The genetic mechanisms responsible for genome degradation in obligate intracellular bacteria have been considered at length elsewhere (Andersson and Andersson, 1997; 1999; 2001; Andersson et al., 1998; 1999; Muller and Martin, 1999; Andersson and Kurland, 1998; Zomorodipour and Anderson, 1999; Lawrence et al., 2001; Mira et al., 2001). I will not even attempt to summarize these considerations and will pass on to asking what evolutionary advantage was to be gained by genome shrinkage. After all, facultative intracellular bacteria have learned to live inside host cells without obvious reduction in genome size (Table 2), showing that gross degradation of the genome is not a necessary accompaniment of adaptation to intracellular life. However, I know of no obligately intracellular bacterium, parasite or symbiont that does not have a drastically reduced functional genome. The selective advantage of small genomes may lie in a biological version of the "more bang for the buck" principle. Small genomes may allow production of more infectious units per unit of metabolic effort (whatever that is!) with less disruption of host activities and the presentation of a smaller antigenic cross-section to the immune system of the host. However, it is not at all apparent that facultatively intracellular bacteria such as the mycobacteria or the invasive enteric bacteria are any less successful in exploiting the intracellular niche.

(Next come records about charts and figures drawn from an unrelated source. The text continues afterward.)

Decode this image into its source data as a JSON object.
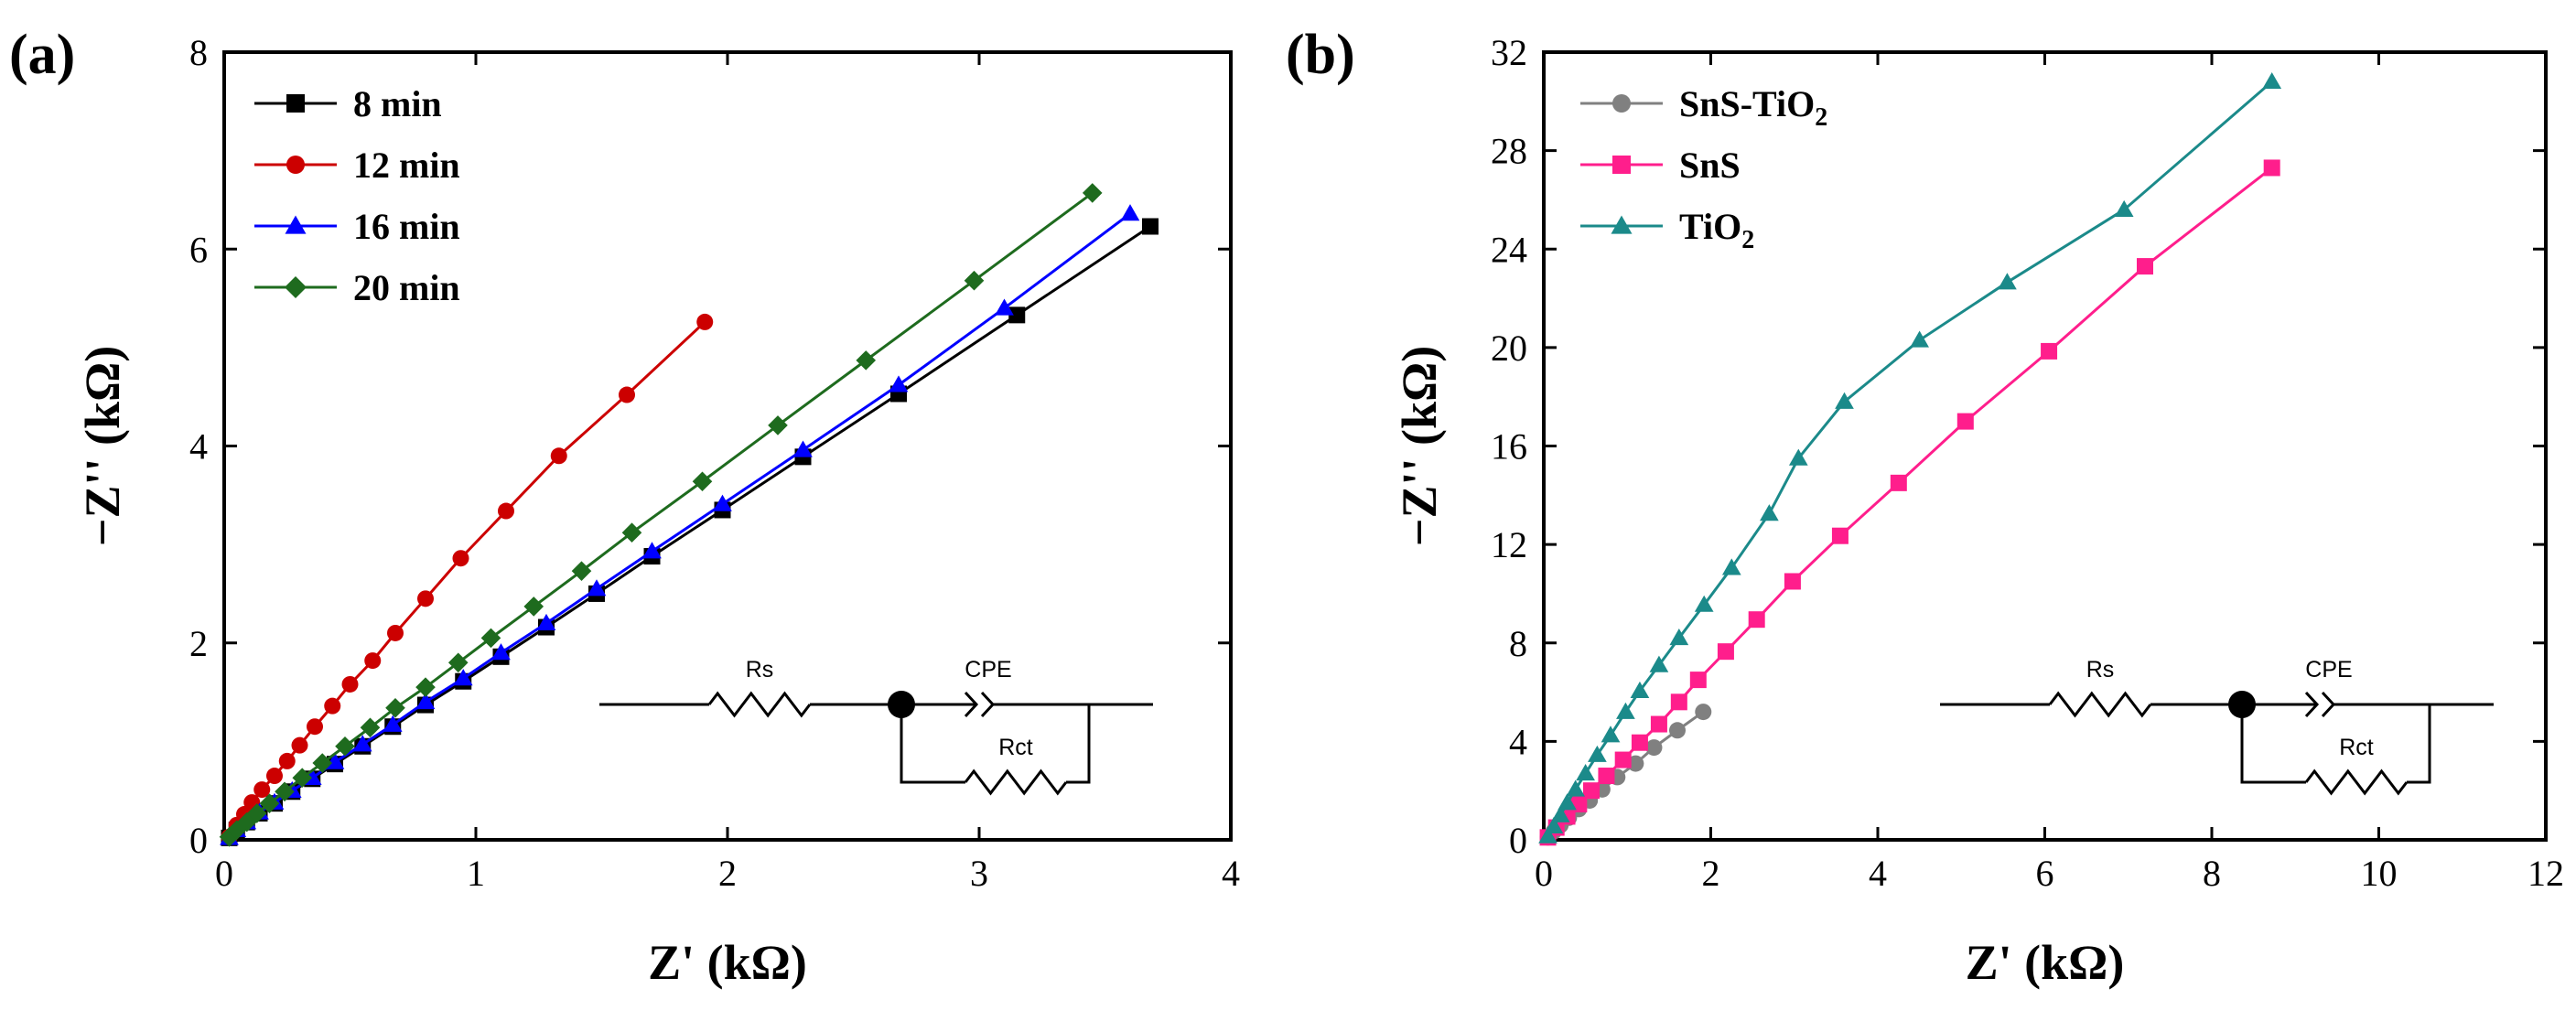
{
  "chart_data": [
    {
      "panel_label": "(a)",
      "type": "line",
      "xlabel": "Z' (kΩ)",
      "ylabel": "−Z'' (kΩ)",
      "xlim": [
        0,
        4
      ],
      "ylim": [
        0,
        8
      ],
      "xticks": [
        "0",
        "1",
        "2",
        "3",
        "4"
      ],
      "yticks": [
        "0",
        "2",
        "4",
        "6",
        "8"
      ],
      "legend_position": "top-left",
      "series": [
        {
          "name": "8 min",
          "color": "#000000",
          "marker": "square",
          "x": [
            0.02,
            0.05,
            0.09,
            0.14,
            0.2,
            0.27,
            0.35,
            0.44,
            0.55,
            0.67,
            0.8,
            0.95,
            1.1,
            1.28,
            1.48,
            1.7,
            1.98,
            2.3,
            2.68,
            3.15,
            3.68
          ],
          "y": [
            0.02,
            0.1,
            0.18,
            0.27,
            0.37,
            0.49,
            0.62,
            0.77,
            0.95,
            1.15,
            1.37,
            1.61,
            1.86,
            2.16,
            2.5,
            2.88,
            3.35,
            3.89,
            4.53,
            5.33,
            6.23
          ]
        },
        {
          "name": "12 min",
          "color": "#cc0000",
          "marker": "circle",
          "x": [
            0.02,
            0.05,
            0.08,
            0.11,
            0.15,
            0.2,
            0.25,
            0.3,
            0.36,
            0.43,
            0.5,
            0.59,
            0.68,
            0.8,
            0.94,
            1.12,
            1.33,
            1.6,
            1.91
          ],
          "y": [
            0.03,
            0.15,
            0.26,
            0.38,
            0.51,
            0.65,
            0.8,
            0.96,
            1.15,
            1.36,
            1.58,
            1.82,
            2.1,
            2.45,
            2.86,
            3.34,
            3.9,
            4.52,
            5.26
          ]
        },
        {
          "name": "16 min",
          "color": "#0000ff",
          "marker": "triangle",
          "x": [
            0.02,
            0.05,
            0.09,
            0.14,
            0.2,
            0.27,
            0.35,
            0.44,
            0.55,
            0.67,
            0.8,
            0.95,
            1.1,
            1.28,
            1.48,
            1.7,
            1.98,
            2.3,
            2.68,
            3.1,
            3.6
          ],
          "y": [
            0.02,
            0.1,
            0.18,
            0.28,
            0.38,
            0.5,
            0.63,
            0.79,
            0.97,
            1.17,
            1.4,
            1.64,
            1.9,
            2.2,
            2.55,
            2.93,
            3.41,
            3.96,
            4.62,
            5.4,
            6.36
          ]
        },
        {
          "name": "20 min",
          "color": "#1e6b1e",
          "marker": "diamond",
          "x": [
            0.02,
            0.05,
            0.09,
            0.13,
            0.18,
            0.24,
            0.31,
            0.39,
            0.48,
            0.58,
            0.68,
            0.8,
            0.93,
            1.06,
            1.23,
            1.42,
            1.62,
            1.9,
            2.2,
            2.55,
            2.98,
            3.45
          ],
          "y": [
            0.03,
            0.1,
            0.18,
            0.27,
            0.37,
            0.49,
            0.63,
            0.78,
            0.95,
            1.14,
            1.34,
            1.55,
            1.8,
            2.05,
            2.37,
            2.73,
            3.12,
            3.64,
            4.21,
            4.87,
            5.68,
            6.57
          ]
        }
      ],
      "circuit": {
        "r1": "Rs",
        "cpe": "CPE",
        "r2": "Rct"
      }
    },
    {
      "panel_label": "(b)",
      "type": "line",
      "xlabel": "Z' (kΩ)",
      "ylabel": "−Z'' (kΩ)",
      "xlim": [
        0,
        12
      ],
      "ylim": [
        0,
        32
      ],
      "xticks": [
        "0",
        "2",
        "4",
        "6",
        "8",
        "10",
        "12"
      ],
      "yticks": [
        "0",
        "4",
        "8",
        "12",
        "16",
        "20",
        "24",
        "28",
        "32"
      ],
      "legend_position": "top-left",
      "series": [
        {
          "name": "SnS-TiO",
          "subscript": "2",
          "color": "#808080",
          "marker": "circle",
          "x": [
            0.05,
            0.12,
            0.2,
            0.3,
            0.42,
            0.55,
            0.7,
            0.88,
            1.1,
            1.32,
            1.6,
            1.91
          ],
          "y": [
            0.1,
            0.35,
            0.6,
            0.9,
            1.25,
            1.6,
            2.05,
            2.55,
            3.1,
            3.75,
            4.45,
            5.2
          ]
        },
        {
          "name": "SnS",
          "color": "#ff1e8c",
          "marker": "square",
          "x": [
            0.05,
            0.15,
            0.28,
            0.42,
            0.57,
            0.75,
            0.95,
            1.15,
            1.38,
            1.62,
            1.85,
            2.18,
            2.55,
            2.98,
            3.55,
            4.25,
            5.05,
            6.05,
            7.2,
            8.72
          ],
          "y": [
            0.1,
            0.5,
            0.95,
            1.45,
            2,
            2.6,
            3.25,
            3.95,
            4.7,
            5.6,
            6.5,
            7.65,
            8.95,
            10.5,
            12.35,
            14.5,
            17,
            19.85,
            23.3,
            27.3
          ]
        },
        {
          "name": "TiO",
          "subscript": "2",
          "color": "#1b8a8a",
          "marker": "triangle",
          "x": [
            0.05,
            0.12,
            0.2,
            0.28,
            0.38,
            0.5,
            0.64,
            0.8,
            0.98,
            1.15,
            1.38,
            1.62,
            1.92,
            2.25,
            2.7,
            3.05,
            3.6,
            4.5,
            5.55,
            6.95,
            8.72
          ],
          "y": [
            0.15,
            0.55,
            1,
            1.5,
            2.05,
            2.7,
            3.45,
            4.25,
            5.2,
            6.05,
            7.1,
            8.2,
            9.55,
            11.05,
            13.25,
            15.5,
            17.8,
            20.3,
            22.65,
            25.6,
            30.8
          ]
        }
      ],
      "circuit": {
        "r1": "Rs",
        "cpe": "CPE",
        "r2": "Rct"
      }
    }
  ]
}
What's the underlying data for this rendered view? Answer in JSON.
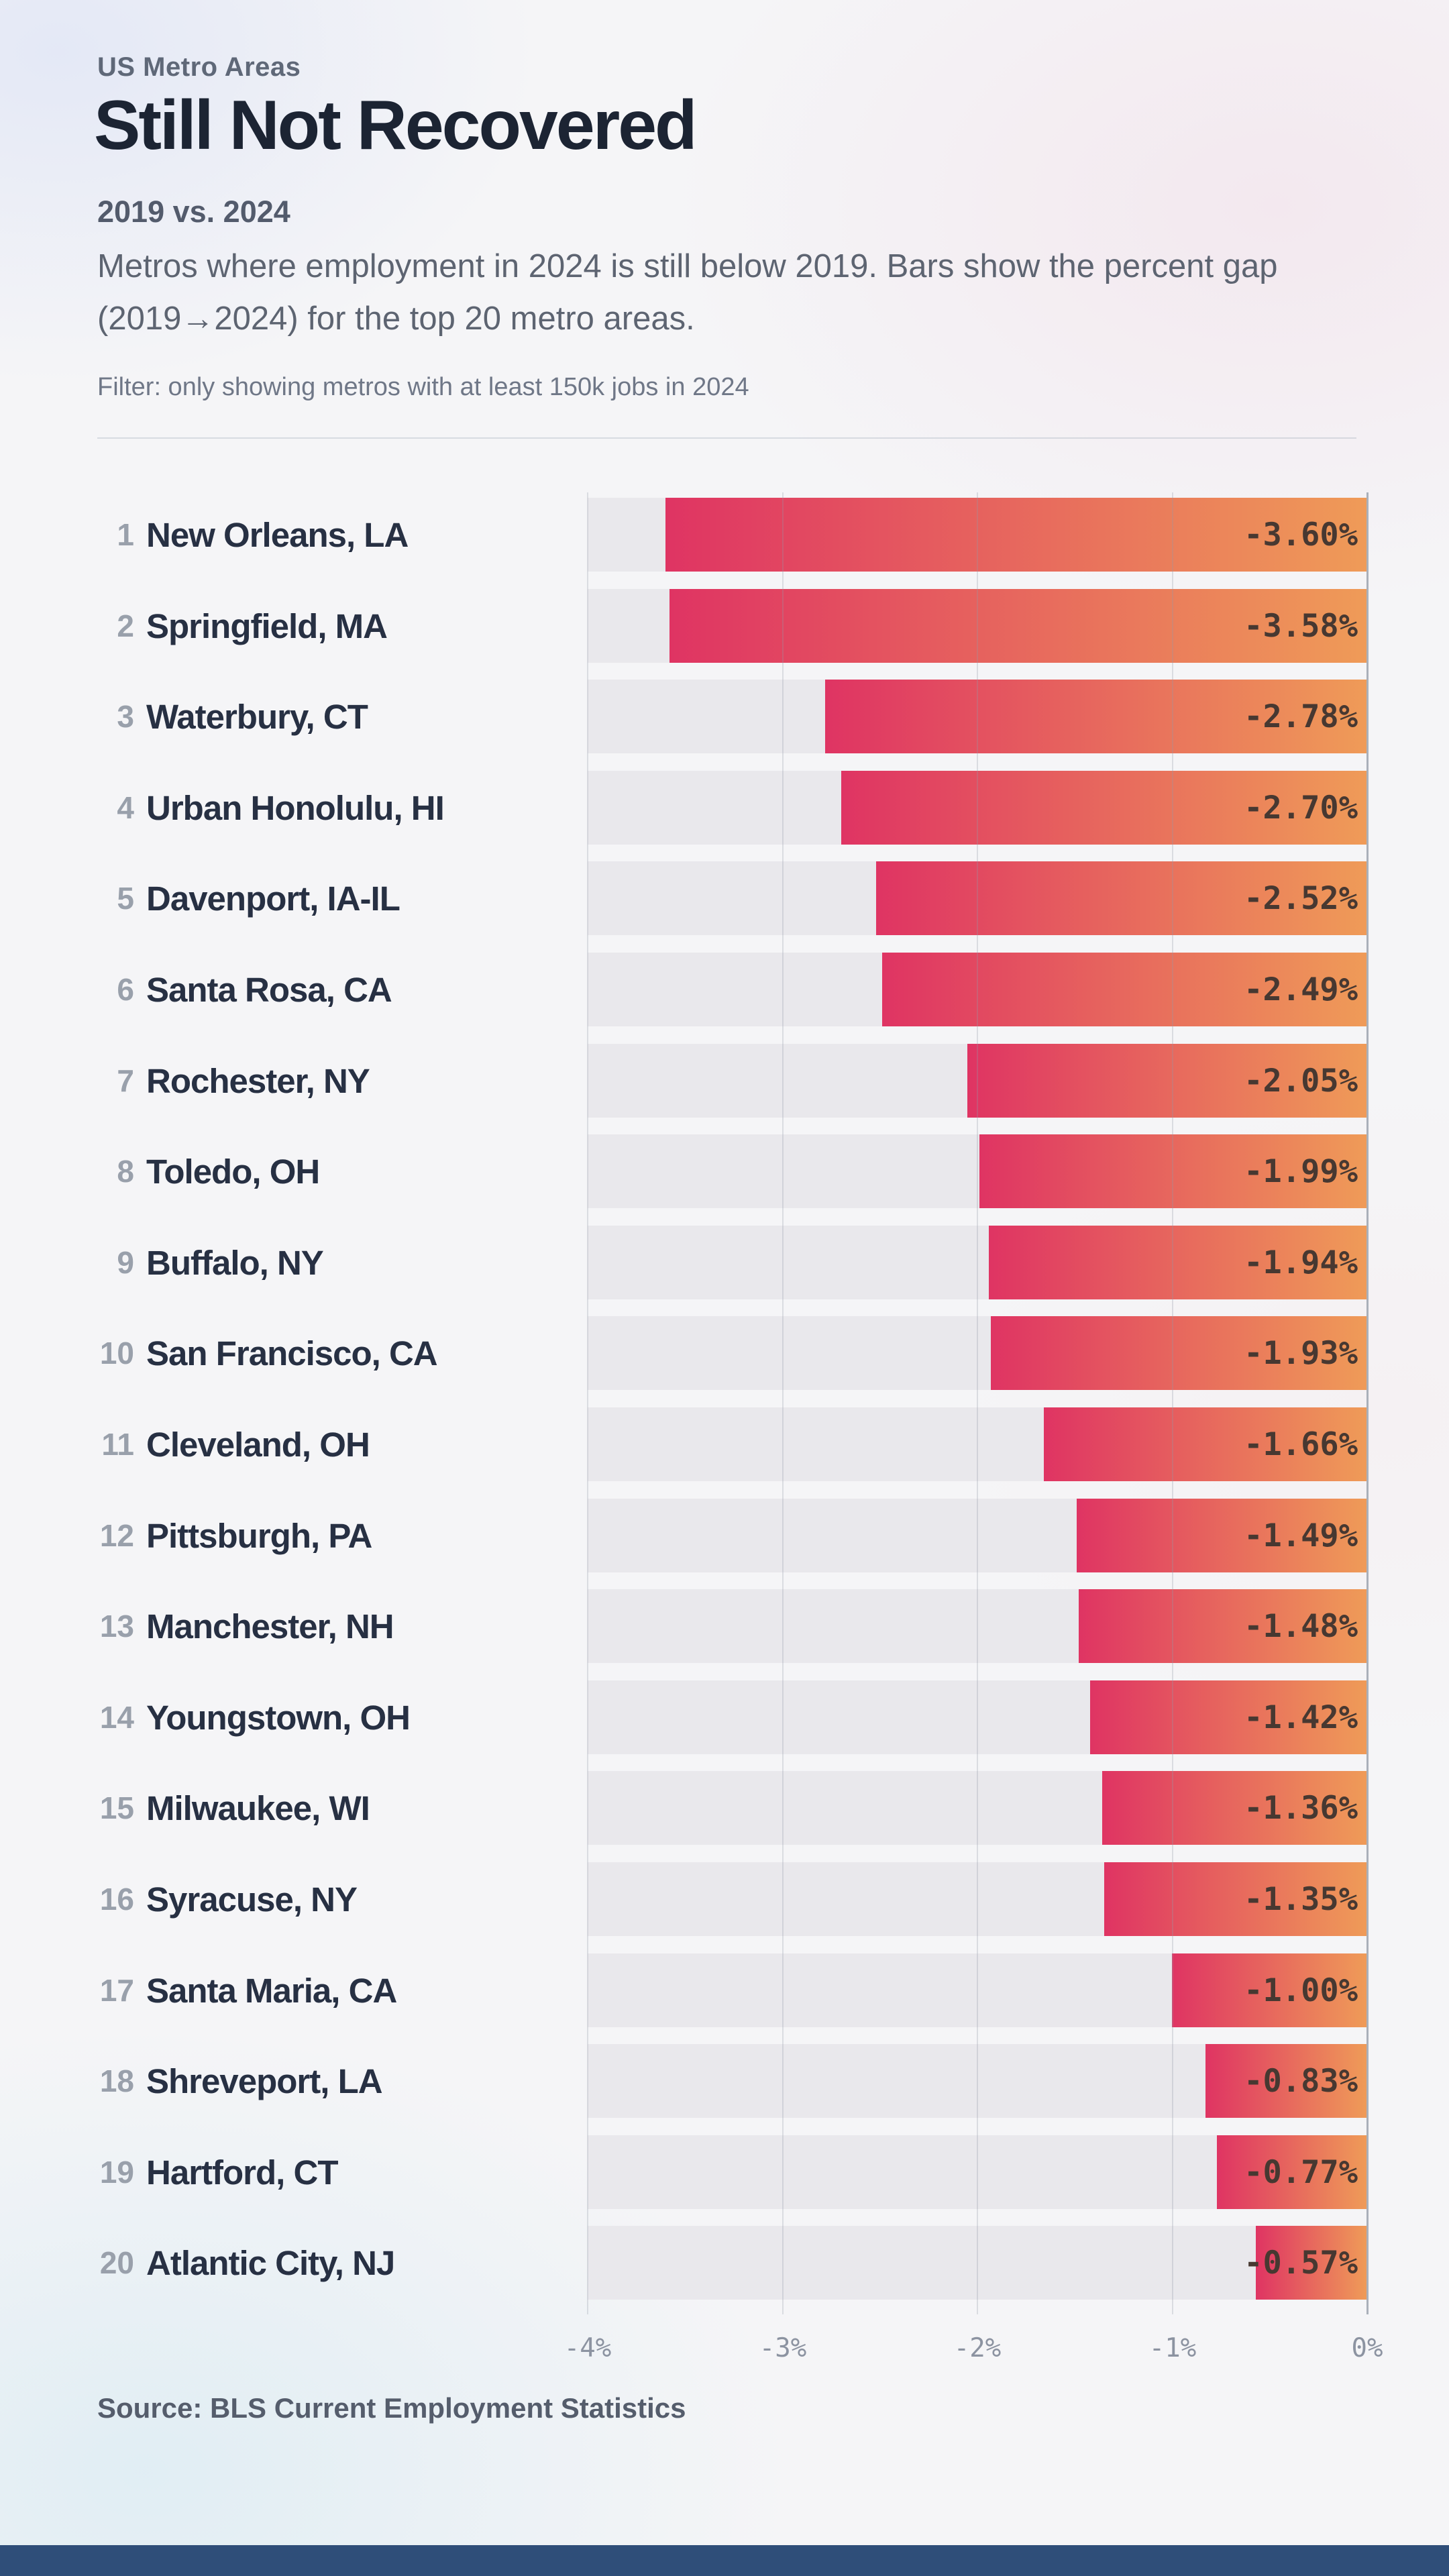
{
  "header": {
    "kicker": "US Metro Areas",
    "title": "Still Not Recovered",
    "subtitle": "2019 vs. 2024",
    "description": "Metros where employment in 2024 is still below 2019. Bars show the percent gap (2019→2024) for the top 20 metro areas.",
    "filter_note": "Filter: only showing metros with at least 150k jobs in 2024"
  },
  "chart_data": {
    "type": "bar",
    "orientation": "horizontal",
    "title": "Still Not Recovered",
    "xlabel": "",
    "ylabel": "",
    "xlim": [
      -4,
      0
    ],
    "grid": true,
    "ranks": [
      1,
      2,
      3,
      4,
      5,
      6,
      7,
      8,
      9,
      10,
      11,
      12,
      13,
      14,
      15,
      16,
      17,
      18,
      19,
      20
    ],
    "categories": [
      "New Orleans, LA",
      "Springfield, MA",
      "Waterbury, CT",
      "Urban Honolulu, HI",
      "Davenport, IA-IL",
      "Santa Rosa, CA",
      "Rochester, NY",
      "Toledo, OH",
      "Buffalo, NY",
      "San Francisco, CA",
      "Cleveland, OH",
      "Pittsburgh, PA",
      "Manchester, NH",
      "Youngstown, OH",
      "Milwaukee, WI",
      "Syracuse, NY",
      "Santa Maria, CA",
      "Shreveport, LA",
      "Hartford, CT",
      "Atlantic City, NJ"
    ],
    "values": [
      -3.6,
      -3.58,
      -2.78,
      -2.7,
      -2.52,
      -2.49,
      -2.05,
      -1.99,
      -1.94,
      -1.93,
      -1.66,
      -1.49,
      -1.48,
      -1.42,
      -1.36,
      -1.35,
      -1.0,
      -0.83,
      -0.77,
      -0.57
    ],
    "value_labels": [
      "-3.60%",
      "-3.58%",
      "-2.78%",
      "-2.70%",
      "-2.52%",
      "-2.49%",
      "-2.05%",
      "-1.99%",
      "-1.94%",
      "-1.93%",
      "-1.66%",
      "-1.49%",
      "-1.48%",
      "-1.42%",
      "-1.36%",
      "-1.35%",
      "-1.00%",
      "-0.83%",
      "-0.77%",
      "-0.57%"
    ],
    "x_tick_labels": [
      "-4%",
      "-3%",
      "-2%",
      "-1%",
      "0%"
    ],
    "x_tick_values": [
      -4,
      -3,
      -2,
      -1,
      0
    ],
    "legend": "none",
    "colors": {
      "bar_gradient_start": "#df3463",
      "bar_gradient_end": "#ef9b58",
      "track": "#e9e8ec",
      "value_text": "#473831",
      "axis_line": "#aab0ba",
      "gridline": "rgba(146,153,170,0.28)",
      "metro_name": "#273043",
      "rank": "#99a0ab"
    }
  },
  "source": "Source: BLS Current Employment Statistics",
  "footer_bar_color": "#2f4e79"
}
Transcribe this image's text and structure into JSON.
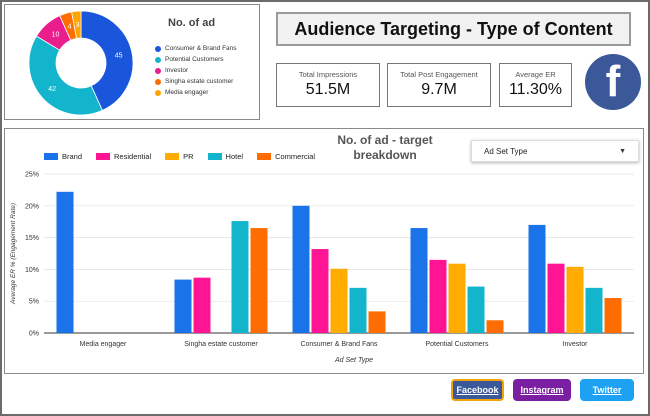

Loss of genes has not been random. Genes involved in handling informational macromolecules tend to be conserved, while genes for the biosynthesis of small molecules such as cofactors, amino acids, and purine and pyrimidine nucleotides tend to be lost. However, the obligate endosymbionts of insects furnish an exception to this generalization. These organisms have conserved the ability to make many amino acids that are essential for their hosts (Moran and Baumann, 2000). If a biosynthetic pathway essential for an obligate intracellular bacterium is to be non-lethally eliminated, the product(s) of that pathway must be supplied by the host and made accessible in adequate concentration. With chlamydiae, the transport problem may be doubly critical because the host-supplied surrogate must pass through the membranes of both the inclusion and the chlamydial cell. It should also be remembered that the presence of a metabolite in the host cytoplasm does not necessarily mean that it is freely available to the intracellular bacterium. Host cells can act as both habitat and competitor (Moulder, 1969; Hatch, 1975).
[JWM]

[MEW Comment April 2002: Palmer (2002) points out that bacterial pathogens with small genomes, such as rickettsiae, chlamydiae, spirochaetes, mycoplasma and Ehrlichia devote a high percentage of their reduced genome to paralogous families of polymorphic surface proteins. It is suggested these are important in evasion of the immune response].